Toutes les grandes découvertes scientifiques ont été faites de cette manière très mystérieuse, de cette manière très peu scientifique, pour ainsi dire. Une fois que vous avez abandonné l'effort, vous devenez détendu, vous devenez reposant. Vous devenez doux, vous devenez large, vous devenez ouvert . Il est là à l'intérieur, il fait surface. Trouver l'esprit n'est plus tendu, il fait surface.
L'innocence est là, vous l'avez simplement oubliée, on vous l'a fait oublier. La société est rusée. Pendant des siècles, l'homme a appris que vous ne pouvez survivre dans cette société que si vous êtes rusé ; plus vous êtes rusé, plus vous réussirez. C'est tout le jeu de la politique : être rusé, être plus rusé que les autres. C'est une lutte et une compétition constantes pour savoir qui peut être le plus rusé. Celui qui est le plus rusé va réussir, va être puissant.
Après des siècles de ruse, l'homme a appris une chose : que rester innocent est dangereux, vous ne pourrez pas survivre. C'est pourquoi les parents essaient de chasser leurs enfants de leur innocence. Les enseignants, les écoles, les collèges, les universités existent pour le simple travail de vous rendre plus rusé, plus intelligent. Bien qu'ils l'appellent intelligence, ce n'est pas de l'intelligence. L'intelligence n'est pas contre l'innocence, rappelez-vous. L'intelligence est la saveur de l'innocence ; l'intelligence est le parfum de l'innocence.
Et l'innocence ne doit pas être atteinte ; c'est déjà là. Il n'a qu'à être découvert ou redécouvert. Vous devez laisser tomber tout ce que vous avez appris des autres et vous serez immédiatement innocent.

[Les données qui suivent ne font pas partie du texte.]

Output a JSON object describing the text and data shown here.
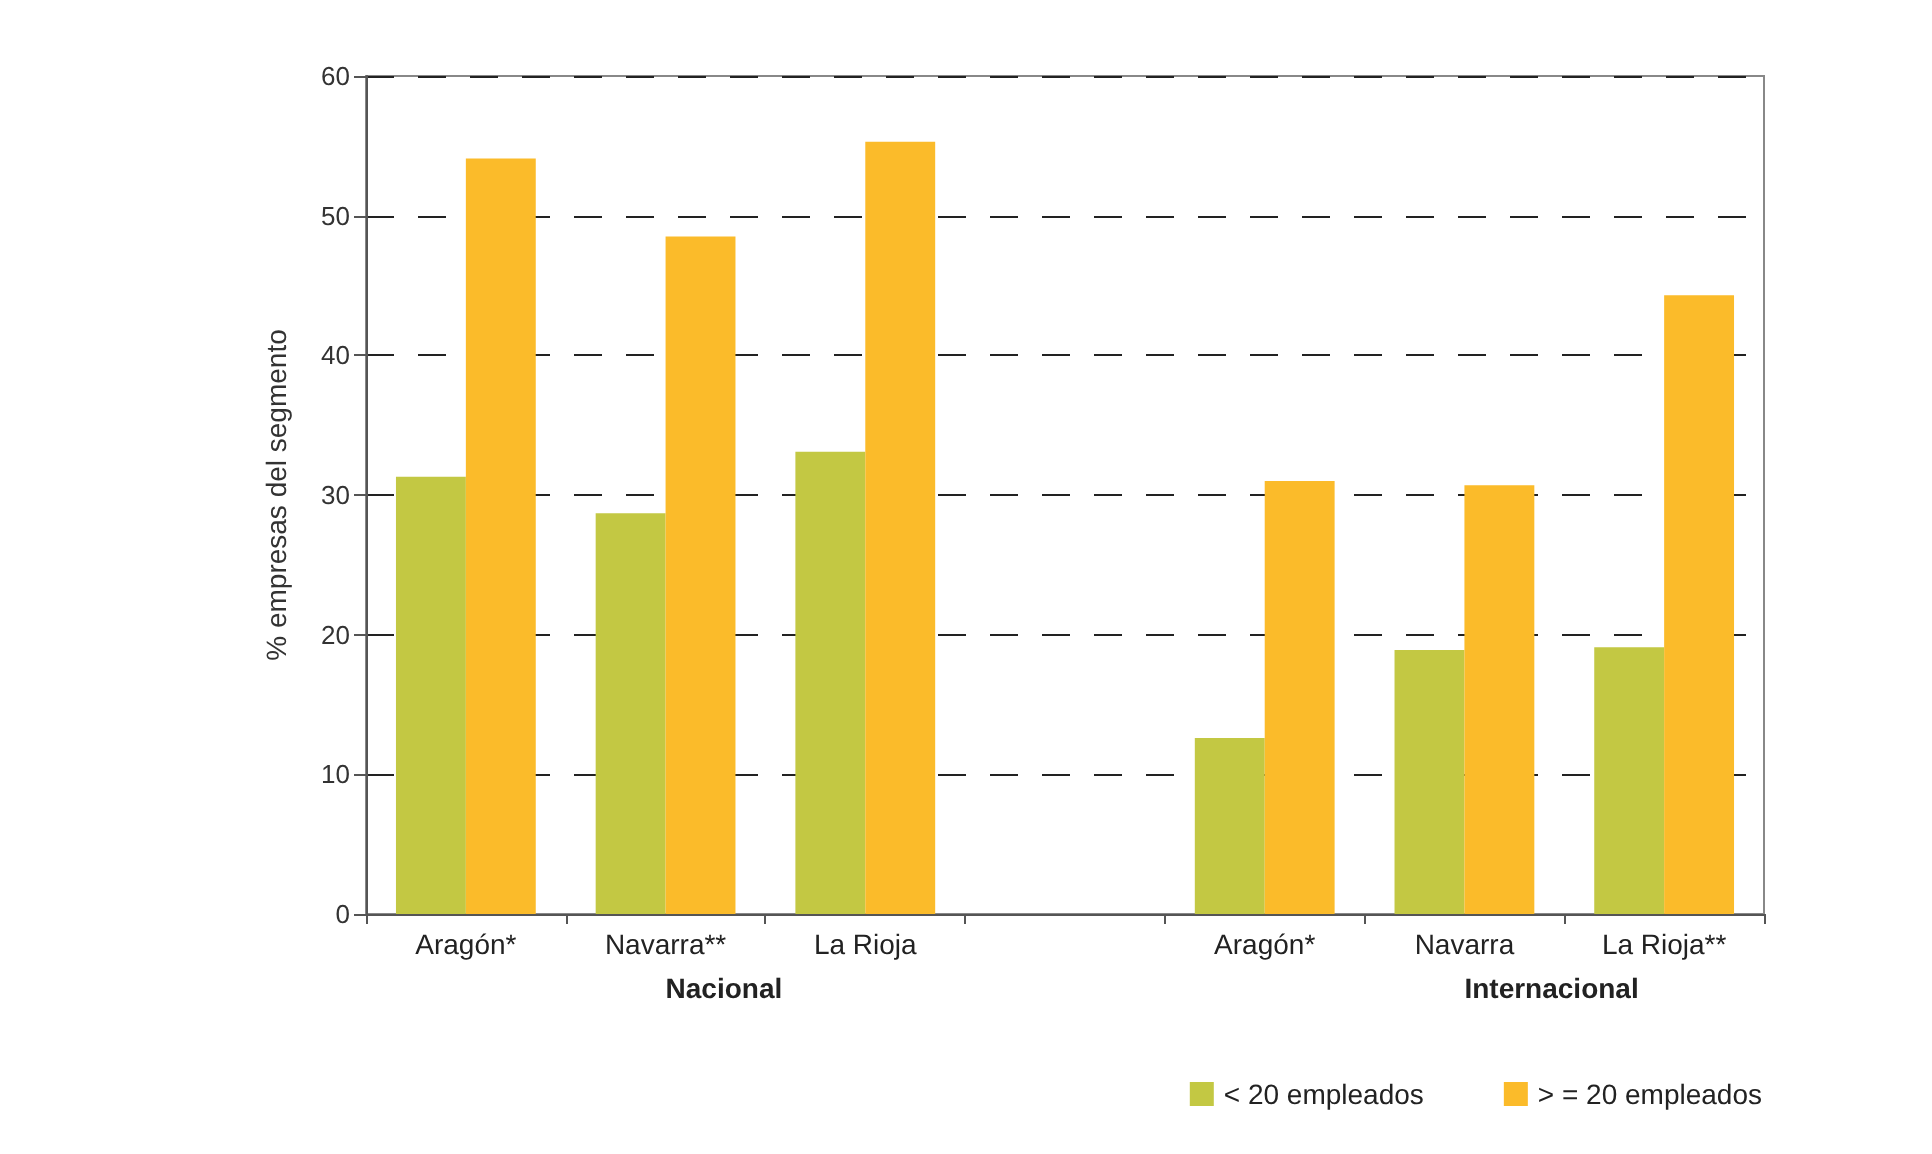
{
  "chart_data": {
    "type": "bar",
    "ylabel": "% empresas del segmento",
    "categories": [
      "Aragón*",
      "Navarra**",
      "La Rioja",
      null,
      "Aragón*",
      "Navarra",
      "La Rioja**"
    ],
    "series": [
      {
        "name": "< 20 empleados",
        "color": "#c3c843",
        "values": [
          31.3,
          28.7,
          33.1,
          null,
          12.6,
          18.9,
          19.1
        ]
      },
      {
        "name": "> = 20 empleados",
        "color": "#fbbb2a",
        "values": [
          54.1,
          48.5,
          55.3,
          null,
          31.0,
          30.7,
          44.3
        ]
      }
    ],
    "ylim": [
      0,
      60
    ],
    "yticks": [
      0,
      10,
      20,
      30,
      40,
      50,
      60
    ],
    "grid": "y",
    "legend": "bottom right",
    "annotations": [
      "Nacional",
      "Internacional"
    ]
  }
}
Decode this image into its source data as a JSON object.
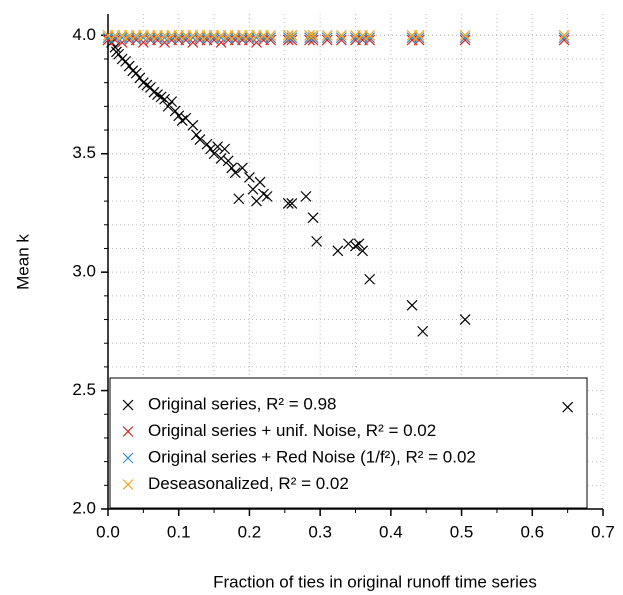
{
  "chart_data": {
    "type": "scatter",
    "xlabel": "Fraction of ties in original runoff time series",
    "ylabel": "Mean k",
    "xlim": [
      0,
      0.7
    ],
    "ylim": [
      2.0,
      4.09
    ],
    "xticks": [
      {
        "value": 0,
        "label": "0.0"
      },
      0.1,
      0.2,
      0.3,
      0.4,
      0.5,
      0.6,
      0.7
    ],
    "yticks": [
      {
        "value": 2,
        "label": "2.0"
      },
      2.5,
      {
        "value": 3,
        "label": "3.0"
      },
      3.5,
      {
        "value": 4,
        "label": "4.0"
      }
    ],
    "xminorticks": [
      0.05,
      0.15,
      0.25,
      0.35,
      0.45,
      0.55,
      0.65
    ],
    "yminorticks": [
      2.1,
      2.2,
      2.3,
      2.4,
      2.6,
      2.7,
      2.8,
      2.9,
      3.1,
      3.2,
      3.3,
      3.4,
      3.6,
      3.7,
      3.8,
      3.9,
      4.0
    ],
    "grid": true,
    "legend_position": "lower left",
    "series": [
      {
        "name": "Original series, R² = 0.98",
        "color": "#000000",
        "x": [
          0.005,
          0.01,
          0.012,
          0.015,
          0.02,
          0.025,
          0.03,
          0.035,
          0.04,
          0.045,
          0.05,
          0.055,
          0.06,
          0.065,
          0.07,
          0.075,
          0.08,
          0.085,
          0.09,
          0.095,
          0.1,
          0.105,
          0.11,
          0.12,
          0.125,
          0.13,
          0.14,
          0.145,
          0.15,
          0.155,
          0.16,
          0.165,
          0.17,
          0.175,
          0.18,
          0.185,
          0.19,
          0.2,
          0.205,
          0.21,
          0.215,
          0.22,
          0.225,
          0.255,
          0.26,
          0.28,
          0.29,
          0.295,
          0.325,
          0.34,
          0.35,
          0.355,
          0.36,
          0.37,
          0.43,
          0.445,
          0.505,
          0.65
        ],
        "values": [
          3.97,
          3.95,
          3.93,
          3.92,
          3.9,
          3.89,
          3.87,
          3.85,
          3.84,
          3.82,
          3.8,
          3.79,
          3.78,
          3.76,
          3.75,
          3.74,
          3.73,
          3.7,
          3.72,
          3.68,
          3.66,
          3.64,
          3.65,
          3.62,
          3.58,
          3.56,
          3.54,
          3.52,
          3.5,
          3.53,
          3.48,
          3.52,
          3.47,
          3.44,
          3.42,
          3.31,
          3.44,
          3.4,
          3.35,
          3.3,
          3.38,
          3.33,
          3.32,
          3.29,
          3.29,
          3.32,
          3.23,
          3.13,
          3.09,
          3.12,
          3.11,
          3.12,
          3.09,
          2.97,
          2.86,
          2.75,
          2.8,
          2.43
        ]
      },
      {
        "name": "Original series + unif. Noise, R² = 0.02",
        "color": "#d62728",
        "x": [
          0,
          0.01,
          0.02,
          0.03,
          0.04,
          0.05,
          0.06,
          0.07,
          0.08,
          0.09,
          0.1,
          0.11,
          0.12,
          0.13,
          0.14,
          0.15,
          0.16,
          0.17,
          0.18,
          0.19,
          0.2,
          0.21,
          0.22,
          0.23,
          0.255,
          0.26,
          0.285,
          0.29,
          0.31,
          0.33,
          0.35,
          0.36,
          0.37,
          0.43,
          0.44,
          0.505,
          0.645
        ],
        "values": [
          3.98,
          3.98,
          3.97,
          3.98,
          3.98,
          3.97,
          3.98,
          3.98,
          3.97,
          3.98,
          3.98,
          3.98,
          3.97,
          3.98,
          3.98,
          3.98,
          3.97,
          3.98,
          3.98,
          3.98,
          3.98,
          3.97,
          3.98,
          3.98,
          3.98,
          3.98,
          3.98,
          3.98,
          3.98,
          3.98,
          3.98,
          3.98,
          3.98,
          3.98,
          3.98,
          3.98,
          3.98
        ]
      },
      {
        "name": "Original series + Red Noise (1/f²), R² =  0.02",
        "color": "#3a8fc8",
        "x": [
          0,
          0.01,
          0.02,
          0.03,
          0.04,
          0.05,
          0.06,
          0.07,
          0.08,
          0.09,
          0.1,
          0.11,
          0.12,
          0.13,
          0.14,
          0.15,
          0.16,
          0.17,
          0.18,
          0.19,
          0.2,
          0.21,
          0.22,
          0.23,
          0.255,
          0.26,
          0.285,
          0.29,
          0.31,
          0.33,
          0.35,
          0.36,
          0.37,
          0.43,
          0.44,
          0.505,
          0.645
        ],
        "values": [
          3.99,
          3.99,
          3.99,
          3.99,
          3.99,
          3.99,
          3.99,
          3.99,
          3.99,
          3.99,
          3.99,
          3.99,
          3.99,
          3.99,
          3.99,
          3.99,
          3.99,
          3.99,
          3.99,
          3.99,
          3.99,
          3.99,
          3.99,
          3.99,
          3.99,
          3.99,
          3.99,
          3.99,
          3.99,
          3.99,
          3.99,
          3.99,
          3.99,
          3.99,
          3.99,
          3.99,
          3.99
        ]
      },
      {
        "name": "Deseasonalized, R² = 0.02",
        "color": "#f5a21b",
        "x": [
          0,
          0.01,
          0.02,
          0.03,
          0.04,
          0.05,
          0.06,
          0.07,
          0.08,
          0.09,
          0.1,
          0.11,
          0.12,
          0.13,
          0.14,
          0.15,
          0.16,
          0.17,
          0.18,
          0.19,
          0.2,
          0.21,
          0.22,
          0.23,
          0.255,
          0.26,
          0.285,
          0.29,
          0.31,
          0.33,
          0.35,
          0.36,
          0.37,
          0.43,
          0.44,
          0.505,
          0.645
        ],
        "values": [
          4.0,
          4.0,
          4.0,
          4.0,
          4.0,
          4.0,
          4.0,
          4.0,
          4.0,
          4.0,
          4.0,
          4.0,
          4.0,
          4.0,
          4.0,
          4.0,
          4.0,
          4.0,
          4.0,
          4.0,
          4.0,
          4.0,
          4.0,
          4.0,
          4.0,
          4.0,
          4.0,
          4.0,
          4.0,
          4.0,
          4.0,
          4.0,
          4.0,
          4.0,
          4.0,
          4.0,
          4.0
        ]
      }
    ]
  }
}
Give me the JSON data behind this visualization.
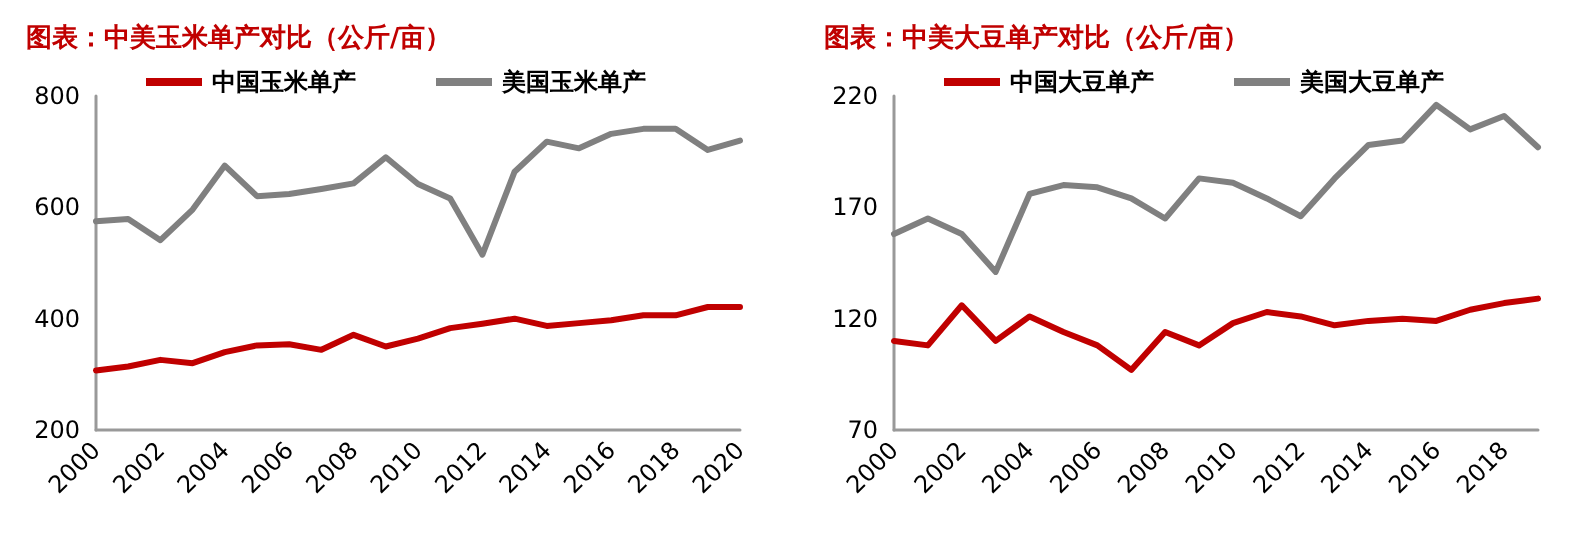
{
  "chart_data": [
    {
      "type": "line",
      "title": "图表：中美玉米单产对比（公斤/亩）",
      "categories": [
        "2000",
        null,
        "2002",
        null,
        "2004",
        null,
        "2006",
        null,
        "2008",
        null,
        "2010",
        null,
        "2012",
        null,
        "2014",
        null,
        "2016",
        null,
        "2018",
        null,
        "2020"
      ],
      "series": [
        {
          "name": "中国玉米单产",
          "color": "#c00000",
          "values": [
            307,
            314,
            326,
            320,
            340,
            352,
            354,
            344,
            371,
            350,
            364,
            383,
            391,
            400,
            387,
            392,
            397,
            406,
            406,
            421,
            421
          ]
        },
        {
          "name": "美国玉米单产",
          "color": "#808080",
          "values": [
            575,
            579,
            541,
            596,
            675,
            620,
            624,
            633,
            643,
            690,
            642,
            616,
            515,
            664,
            718,
            706,
            732,
            741,
            741,
            703,
            720
          ]
        }
      ],
      "ylim": [
        200,
        800
      ],
      "yticks": [
        200,
        400,
        600,
        800
      ],
      "grid": false,
      "legend": "top",
      "marker": "none",
      "line_style": "solid"
    },
    {
      "type": "line",
      "title": "图表：中美大豆单产对比（公斤/亩）",
      "categories": [
        "2000",
        null,
        "2002",
        null,
        "2004",
        null,
        "2006",
        null,
        "2008",
        null,
        "2010",
        null,
        "2012",
        null,
        "2014",
        null,
        "2016",
        null,
        "2018",
        null
      ],
      "series": [
        {
          "name": "中国大豆单产",
          "color": "#c00000",
          "values": [
            110,
            108,
            126,
            110,
            121,
            114,
            108,
            97,
            114,
            108,
            118,
            123,
            121,
            117,
            119,
            120,
            119,
            124,
            127,
            129
          ]
        },
        {
          "name": "美国大豆单产",
          "color": "#808080",
          "values": [
            158,
            165,
            158,
            141,
            176,
            180,
            179,
            174,
            165,
            183,
            181,
            174,
            166,
            183,
            198,
            200,
            216,
            205,
            211,
            197
          ]
        }
      ],
      "ylim": [
        70,
        220
      ],
      "yticks": [
        70,
        120,
        170,
        220
      ],
      "grid": false,
      "legend": "top",
      "marker": "none",
      "line_style": "solid"
    }
  ]
}
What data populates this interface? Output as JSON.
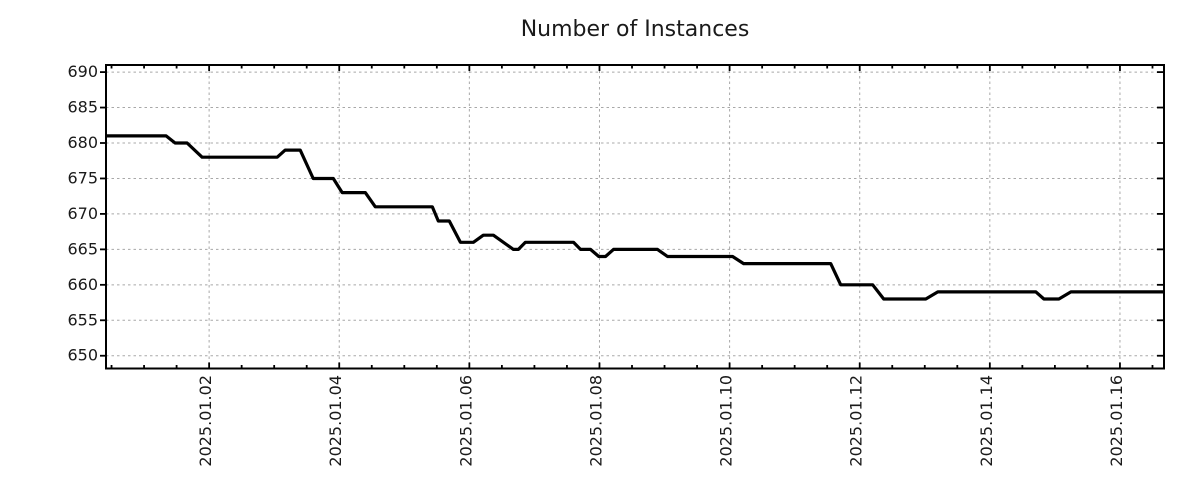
{
  "chart_data": {
    "type": "line",
    "title": "Number of Instances",
    "xlabel": "",
    "ylabel": "",
    "x_unit": "days since 2025-01-01 00:00",
    "xlim": [
      -0.585,
      15.677
    ],
    "ylim": [
      648.2,
      691.0
    ],
    "x_major_ticks": [
      1,
      3,
      5,
      7,
      9,
      11,
      13,
      15
    ],
    "x_major_tick_labels": [
      "2025.01.02",
      "2025.01.04",
      "2025.01.06",
      "2025.01.08",
      "2025.01.10",
      "2025.01.12",
      "2025.01.14",
      "2025.01.16"
    ],
    "x_minor_tick_interval": 0.5,
    "y_ticks": [
      650,
      655,
      660,
      665,
      670,
      675,
      680,
      685,
      690
    ],
    "y_tick_labels": [
      "650",
      "655",
      "660",
      "665",
      "670",
      "675",
      "680",
      "685",
      "690"
    ],
    "grid": {
      "major_x": true,
      "major_y": true,
      "style": "dotted",
      "color": "#a8a8a8"
    },
    "legend": null,
    "axis_color": "#000000",
    "text_color": "#1a1a1a",
    "series": [
      {
        "name": "Number of Instances",
        "color": "#000000",
        "line_width": 3.2,
        "points": [
          [
            -0.585,
            681
          ],
          [
            0.338,
            681
          ],
          [
            0.477,
            680
          ],
          [
            0.662,
            680
          ],
          [
            0.892,
            678
          ],
          [
            2.046,
            678
          ],
          [
            2.169,
            679
          ],
          [
            2.4,
            679
          ],
          [
            2.6,
            675
          ],
          [
            2.908,
            675
          ],
          [
            3.046,
            673
          ],
          [
            3.4,
            673
          ],
          [
            3.554,
            671
          ],
          [
            4.431,
            671
          ],
          [
            4.523,
            669
          ],
          [
            4.692,
            669
          ],
          [
            4.862,
            666
          ],
          [
            5.062,
            666
          ],
          [
            5.215,
            667
          ],
          [
            5.369,
            667
          ],
          [
            5.677,
            665
          ],
          [
            5.754,
            665
          ],
          [
            5.862,
            666
          ],
          [
            6.6,
            666
          ],
          [
            6.708,
            665
          ],
          [
            6.862,
            665
          ],
          [
            6.989,
            664
          ],
          [
            7.092,
            664
          ],
          [
            7.215,
            665
          ],
          [
            7.892,
            665
          ],
          [
            8.046,
            664
          ],
          [
            9.046,
            664
          ],
          [
            9.215,
            663
          ],
          [
            10.554,
            663
          ],
          [
            10.708,
            660
          ],
          [
            11.2,
            660
          ],
          [
            11.369,
            658
          ],
          [
            12.015,
            658
          ],
          [
            12.2,
            659
          ],
          [
            13.708,
            659
          ],
          [
            13.831,
            658
          ],
          [
            14.062,
            658
          ],
          [
            14.246,
            659
          ],
          [
            15.677,
            659
          ]
        ]
      }
    ]
  }
}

Ne vous contentez pas de vivre d' informations empruntées. Commencez à chercher et à rechercher votre propre intelligence. Un processus négatif est nécessaire ; il doit être atteint par via negativa . Vous devez nier tout ce qui vous a été donné. Vous devez dire : « Ceci n'est pas à moi ; donc je n'ai aucun droit dessus. C'est peut-être vrai, ce n'est peut-être pas vrai. Qui sait? D'autres disent que c'est le cas, mais à moins que cela ne devienne mon expérience, je ne peux pas être d'accord ou en désaccord.
Je ne vais pas croire ou ne pas croire. Je ne serai ni catholique ni communiste, je ne serai ni hindou ni mahométan. Je ne suivrai tout simplement aucune idéologie. Parce que qui que vous suiviez, vous ramasserez de la poussière autour de vous.
Abandonnez simplement toutes les connaissances. Cela fait mal parce que vous portez ces connaissances depuis si longtemps et que vous vous vantez tellement de ces connaissances— vos diplômes, maîtrises et doctorats, et vous vous vantez de tous ces diplômes. Et soudain, je dis de laisser tomber toutes ces bêtises ?
Soyez aussi simple qu'un enfant. Soyez simplement à nouveau un enfant comme vous êtes né, comme vous êtes venu dans ce monde. Dans cet état semblable à un miroir, vous serez capable de refléter ce qui est. L'innocence est la porte du savoir. La connaissance est la barrière et l'innocence est le pont.